The relationship between EIN and that group of lesions previously diagnosed as endometrial hyperplasia is relevant to practicing pathologists contemplating transition to the EIN diagnosis schema. The canon of “endometrial hyperplasia,” as defined by the WHO encompasses a biologically diverse assemblage of lesions inconsistently assigned to one of four groups based upon presence or absence of cytologic atypia and simple or complex architecture. This approach largely derived from a 1985 clinical outcome study of 170 patients in which lesions with cytologic atypia conferred an approximately 14-fold elevated risk for endometrial carcinoma(25
). Although the WHO 4-class endometrial hyperplasia schema is currently the most widely used classification system for premalignant endometrial lesions, reproducibility of the key assessment of presence or absence of cytologic atypia is poor, with inter-observer kappa values of 0.3 to 0.47 (20
). Fixed translation of a specific hyperplasia subtype to EIN category is not possible, because of the poorly defined nature of hyperplasia subgroups, and absence of key EIN criteria such as lesion size and relative standard for cytologic change in the hyperplasia system. Rather than seeking a translation between the systems, EIN criteria must be applied to each case individually in order to achieve the reproducibility and outcome predictive benefits seen in this study.

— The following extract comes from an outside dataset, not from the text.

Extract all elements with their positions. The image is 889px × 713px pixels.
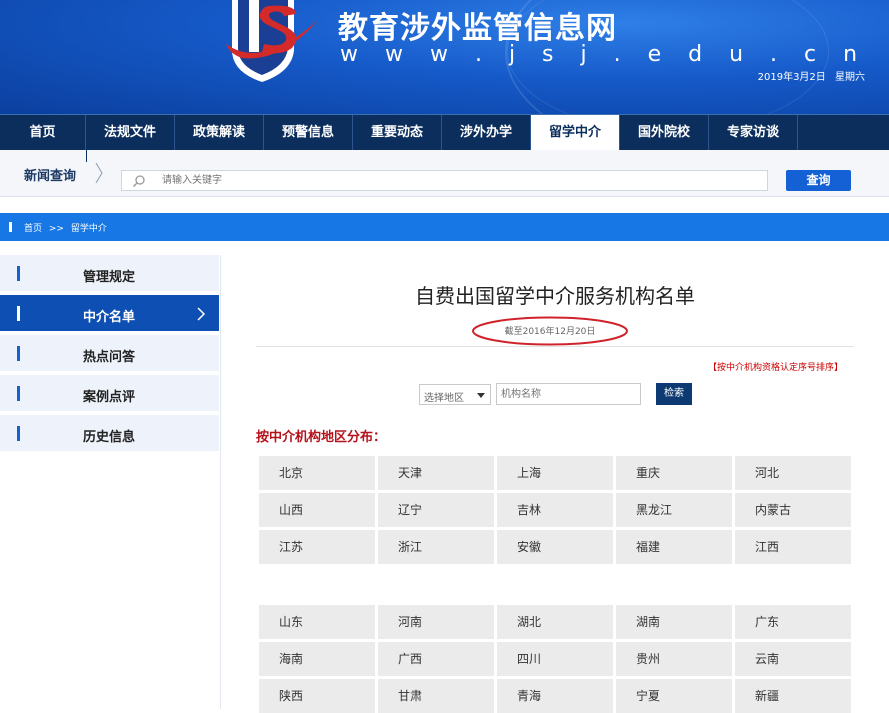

The EIN diagnostic schema was introduced at Brigham and Women’s Hospital in 2002, to replace a local version of the older hyperplasia-based nomenclature. EIN implementation has been very well received by our clinical colleagues, who were primed by a series of explanatory conferences and memos in advance of a go-live date. The ease of pairing each diagnostic entity with clinical management facilitates clear communication. It has, however, raised new questions. Now that we are increasingly conscious of lesion size and extent while making the diagnosis, there is interest in exploration of whether further subdivision by any of these variables (other than the simple 1mm size threshold) has any clinical meaning. Further studies are needed to resolve these issues.